CHINA SECURITIES JOURNAL
-- A poll by the People's Bank of China showed that 74.4 percent of residents believe housing prices are overly high and unacceptable. Some 66.1 percent of bankers expect China's monetary policy to tighten further in the second quarter.
-- Half of China's polysilicon consumption will still rely on imports, but the supply shortage will improve and self-sufficiency is expected to be achieved in two or three years, Wang Sicheng, a researcher of the energy branch of the National Development and Reform Commission was quoted as saying.
SHANGHAI SECURITIES NEWS
-- The China Banking Regulatory Commission (CBRC) will accelerate the implementation of a series of new Basel III banking regulations over the next five years to transform and improve the sector's risk management capabilities, said the commission's Chairman Liu Mingkang.
-- The CBRC plans to introduce four new monitoring tools to assess the performance of its commercial banks, including capital adequacy ratio, dynamic positioning requirement, leverage and liquidity ratio, the paper said.

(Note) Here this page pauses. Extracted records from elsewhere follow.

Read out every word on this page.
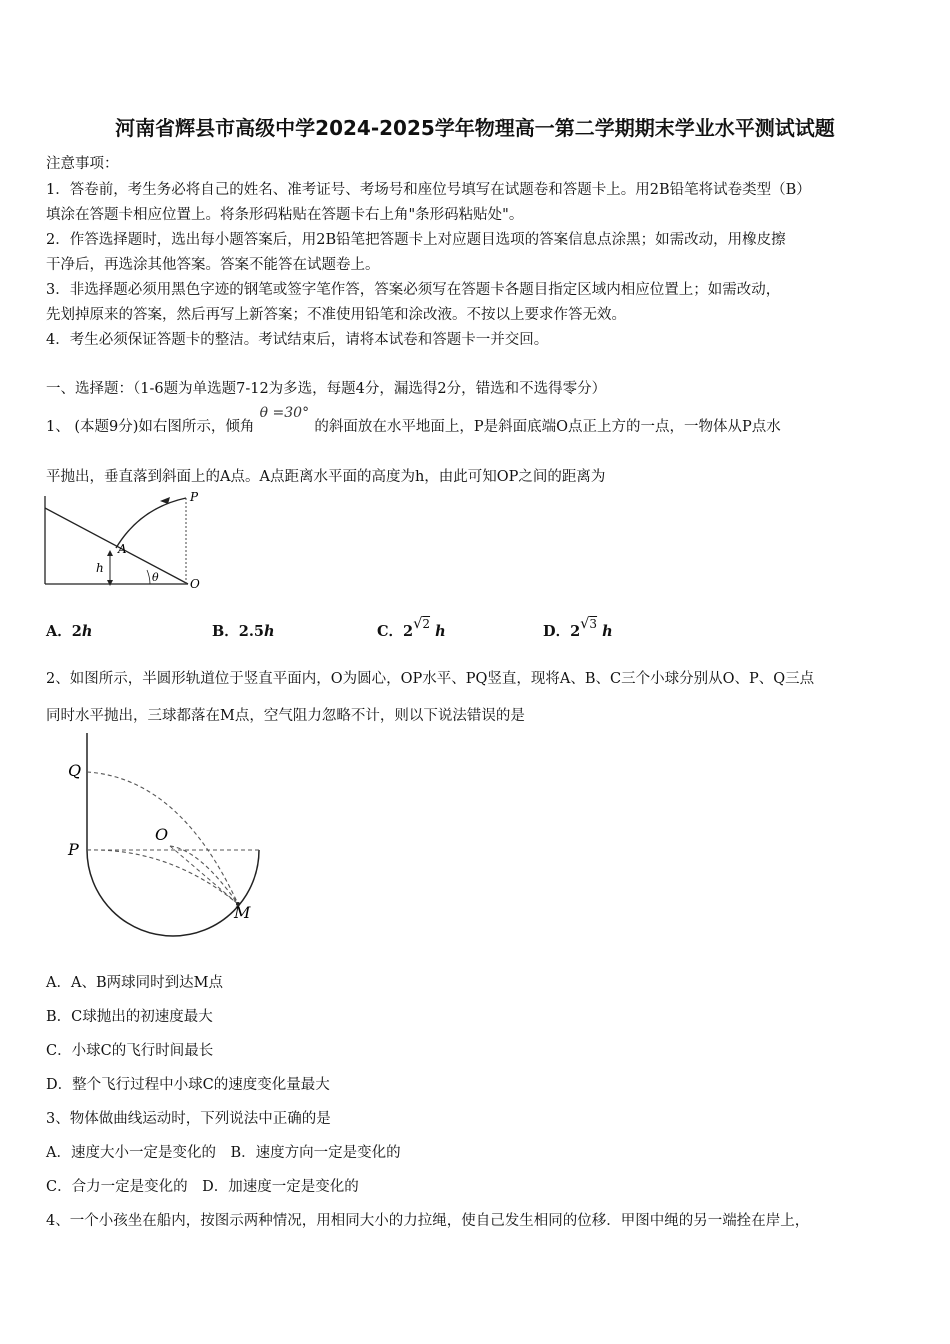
河南省辉县市高级中学2024-2025学年物理高一第二学期期末学业水平测试试题
注意事项：
1．答卷前，考生务必将自己的姓名、准考证号、考场号和座位号填写在试题卷和答题卡上。用2B铅笔将试卷类型（B）
填涂在答题卡相应位置上。将条形码粘贴在答题卡右上角"条形码粘贴处"。
2．作答选择题时，选出每小题答案后，用2B铅笔把答题卡上对应题目选项的答案信息点涂黑；如需改动，用橡皮擦
干净后，再选涂其他答案。答案不能答在试题卷上。
3．非选择题必须用黑色字迹的钢笔或签字笔作答，答案必须写在答题卡各题目指定区域内相应位置上；如需改动，
先划掉原来的答案，然后再写上新答案；不准使用铅笔和涂改液。不按以上要求作答无效。
4．考生必须保证答题卡的整洁。考试结束后，请将本试卷和答题卡一并交回。
一、选择题：（1-6题为单选题7-12为多选，每题4分，漏选得2分，错选和不选得零分）
1、 (本题9分)如右图所示，倾角θ =30°的斜面放在水平地面上，P是斜面底端O点正上方的一点，一物体从P点水
平抛出，垂直落到斜面上的A点。A点距离水平面的高度为h，由此可知OP之间的距离为
P
A
h
θ	O
A．2h	B．2.5h	C．2√2 h	D．2√3 h
2、如图所示，半圆形轨道位于竖直平面内，O为圆心，OP水平、PQ竖直，现将A、B、C三个小球分别从O、P、Q三点
同时水平抛出，三球都落在M点，空气阻力忽略不计，则以下说法错误的是
Q
P
O
M
A．A、B两球同时到达M点
B．C球抛出的初速度最大
C．小球C的飞行时间最长
D．整个飞行过程中小球C的速度变化量最大
3、物体做曲线运动时，下列说法中正确的是
A．速度大小一定是变化的　B．速度方向一定是变化的
C．合力一定是变化的　D．加速度一定是变化的
4、一个小孩坐在船内，按图示两种情况，用相同大小的力拉绳，使自己发生相同的位移．甲图中绳的另一端拴在岸上，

-- China's National Development and Reform Commission and Ministry of Housing and Urban-Rural Development plan to inject 35 billion yuan ($5.33 billion) in building lower-cost homes in 2011.
-- Major Chinese ship builder China Shipping Development Co Ltd (600026.SS) (1138.HK) forecast its net profit rose 27.9 percent in 2010 from 2009, and its freight traffic turnover rose 21.7 percent.
-- Most superstores in Shanghai have suspended selling meat products made by Shuanghui Group, China's biggest meat processor, after an illegal drug was reportedly used to produce lean meat.
-- China launced its first overseas study deposit scheme to ensure students' commissions are paid off should an agency cheat them or shut down business.